Come to the faith because we were brought up in it, or because we figure…we’ll it’s better than the alternative.
John contrasts this with the next story, the wedding in Cana. Where Jesus turns water into wine at the request of his mother.
Mary is the one who already believes…who doesn’t need a fancy show—signs—…but many others do.
My own mother was like that…didn’t need “proof” of anything having to do with God. Just had a bone-deep faith.
I’ll bet every person in here falls somewhere on that conversion spectrum, from Mary’s bone-deep faith to Nathaniel’s joking wager.
We’re all on this particular road.
Chapters 3 through 5 focus on baptism.
From Nicodemus coming to him in darkness and having a discussion about being born of water and of Spirit…
to the plea of the Samaritan woman at the well to “give me this living water, so that I may never be thirsty”…

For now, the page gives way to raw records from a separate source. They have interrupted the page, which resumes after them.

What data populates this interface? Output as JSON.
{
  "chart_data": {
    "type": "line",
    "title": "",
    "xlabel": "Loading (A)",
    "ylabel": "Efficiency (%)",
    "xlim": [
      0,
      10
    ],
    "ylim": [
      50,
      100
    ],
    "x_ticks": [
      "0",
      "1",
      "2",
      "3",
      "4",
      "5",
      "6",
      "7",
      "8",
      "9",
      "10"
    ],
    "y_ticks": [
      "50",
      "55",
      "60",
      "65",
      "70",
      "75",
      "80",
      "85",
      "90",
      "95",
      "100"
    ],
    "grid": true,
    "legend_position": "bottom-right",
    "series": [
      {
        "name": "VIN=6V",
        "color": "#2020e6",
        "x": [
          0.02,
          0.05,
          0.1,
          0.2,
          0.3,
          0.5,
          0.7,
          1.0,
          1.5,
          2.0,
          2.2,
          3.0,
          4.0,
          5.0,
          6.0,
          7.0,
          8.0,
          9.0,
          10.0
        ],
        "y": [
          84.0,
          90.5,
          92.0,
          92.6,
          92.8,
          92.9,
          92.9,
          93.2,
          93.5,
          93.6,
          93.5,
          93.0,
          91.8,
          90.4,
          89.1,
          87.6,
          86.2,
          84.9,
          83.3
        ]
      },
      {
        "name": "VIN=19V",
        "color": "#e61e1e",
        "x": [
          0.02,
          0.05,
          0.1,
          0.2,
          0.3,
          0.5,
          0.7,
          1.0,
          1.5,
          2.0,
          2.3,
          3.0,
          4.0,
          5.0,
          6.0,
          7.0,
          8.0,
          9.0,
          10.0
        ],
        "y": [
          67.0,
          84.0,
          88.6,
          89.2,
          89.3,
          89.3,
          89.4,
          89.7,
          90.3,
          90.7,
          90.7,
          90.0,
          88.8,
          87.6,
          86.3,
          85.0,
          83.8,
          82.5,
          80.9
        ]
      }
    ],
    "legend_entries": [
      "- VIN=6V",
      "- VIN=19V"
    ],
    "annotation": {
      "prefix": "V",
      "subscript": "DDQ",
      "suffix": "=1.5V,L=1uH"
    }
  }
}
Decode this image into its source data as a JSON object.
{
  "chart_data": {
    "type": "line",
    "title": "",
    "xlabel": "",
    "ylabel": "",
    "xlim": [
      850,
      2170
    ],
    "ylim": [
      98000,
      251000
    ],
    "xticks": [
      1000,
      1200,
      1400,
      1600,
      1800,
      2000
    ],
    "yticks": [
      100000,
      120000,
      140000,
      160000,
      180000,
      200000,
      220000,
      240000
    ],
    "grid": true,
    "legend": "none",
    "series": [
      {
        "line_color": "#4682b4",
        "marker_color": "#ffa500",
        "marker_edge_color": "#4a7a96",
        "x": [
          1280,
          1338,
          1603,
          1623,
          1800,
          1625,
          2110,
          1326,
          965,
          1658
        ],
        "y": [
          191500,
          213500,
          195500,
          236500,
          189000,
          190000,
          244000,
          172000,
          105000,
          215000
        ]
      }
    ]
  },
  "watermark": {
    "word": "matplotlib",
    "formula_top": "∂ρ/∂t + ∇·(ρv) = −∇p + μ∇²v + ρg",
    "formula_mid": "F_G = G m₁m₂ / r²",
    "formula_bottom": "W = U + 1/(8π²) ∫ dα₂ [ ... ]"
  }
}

to the healing of the man ill for thirty-eight years near the pool of Beth-zatha, or Bethesda)…
The focus of these chapters is the various experiences of baptism.

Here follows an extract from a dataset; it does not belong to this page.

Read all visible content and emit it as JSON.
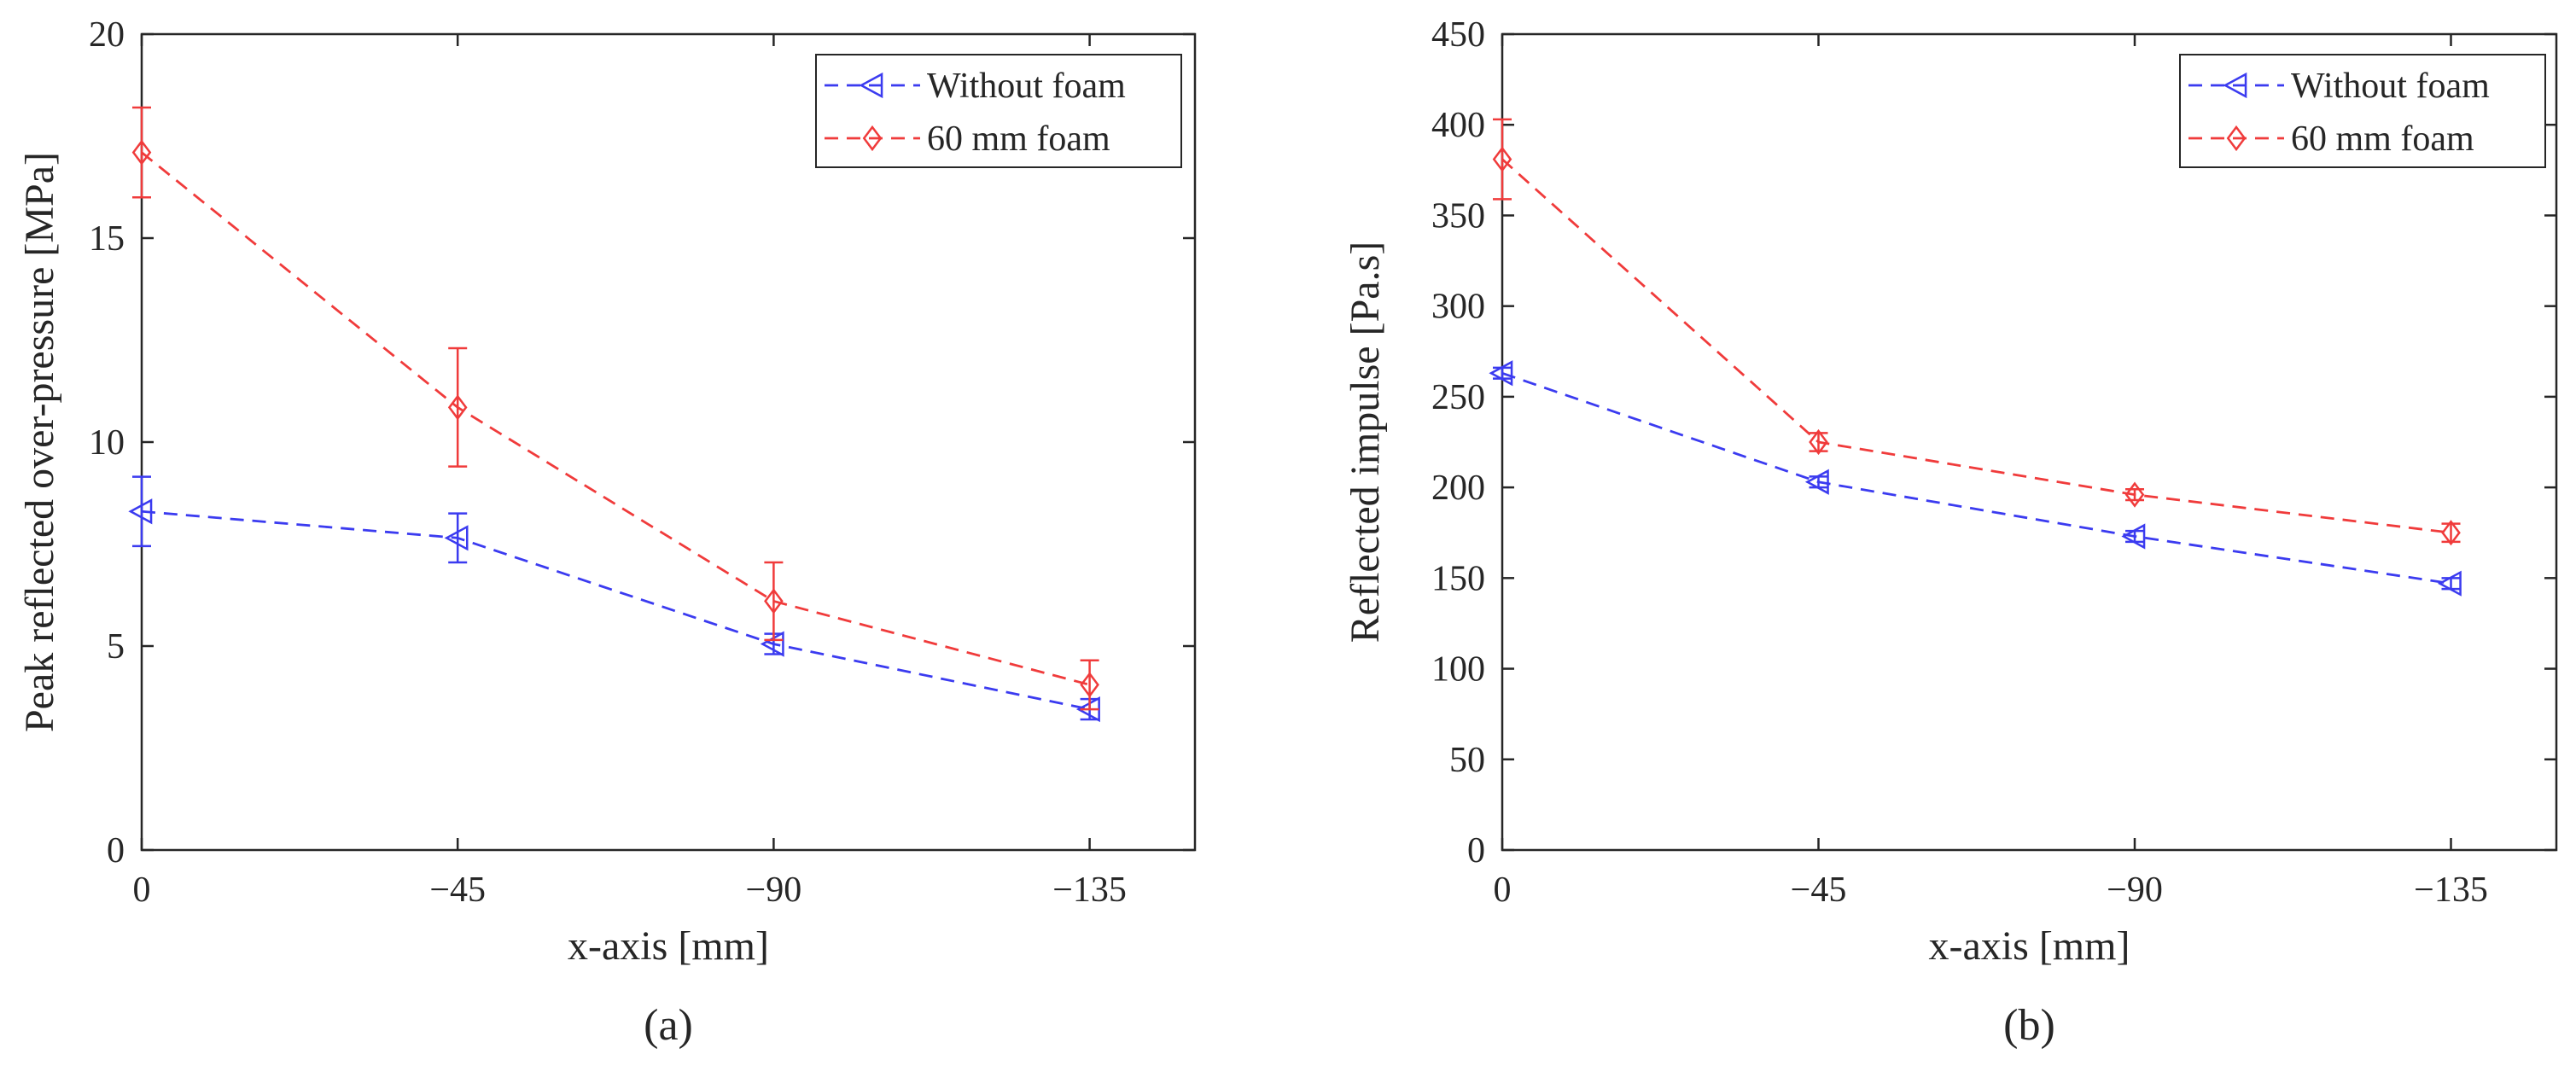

Then we come to chapter 6 which is all about Eucharist. John doesn’t tell the story of the institution of the Last Supper in the way the others do. Instead he puts a long discussion of the meaning of the Eucharist in the sequence of how believer’s experience it…1st we convert (perhaps only partially), then we’re baptized, then we receive Communion (the traditional order, and still the order that is canonically required in the Episcopal Church).
It’s at this point that we begin to move into the more intangible realms of Enlightenment, and New Life. In the Enlightenment chapters John has Jesus teach about being light, and that we are called to be children of light, and when the focus shifts to New Life Jesus shifts metaphors to entering the gate into the sheepfold and following the Good Shepherd and finally there is the story of Lazarus…the unmistakable sign of new life emerging from the depths of the tombs—a foreshadowing of all that is to come.
The rest of the gospel, Chapters 12 through 20 focus on a deepening mystical union with Christ…this is where we get the metaphor of “I am the vine, and you are the branches.”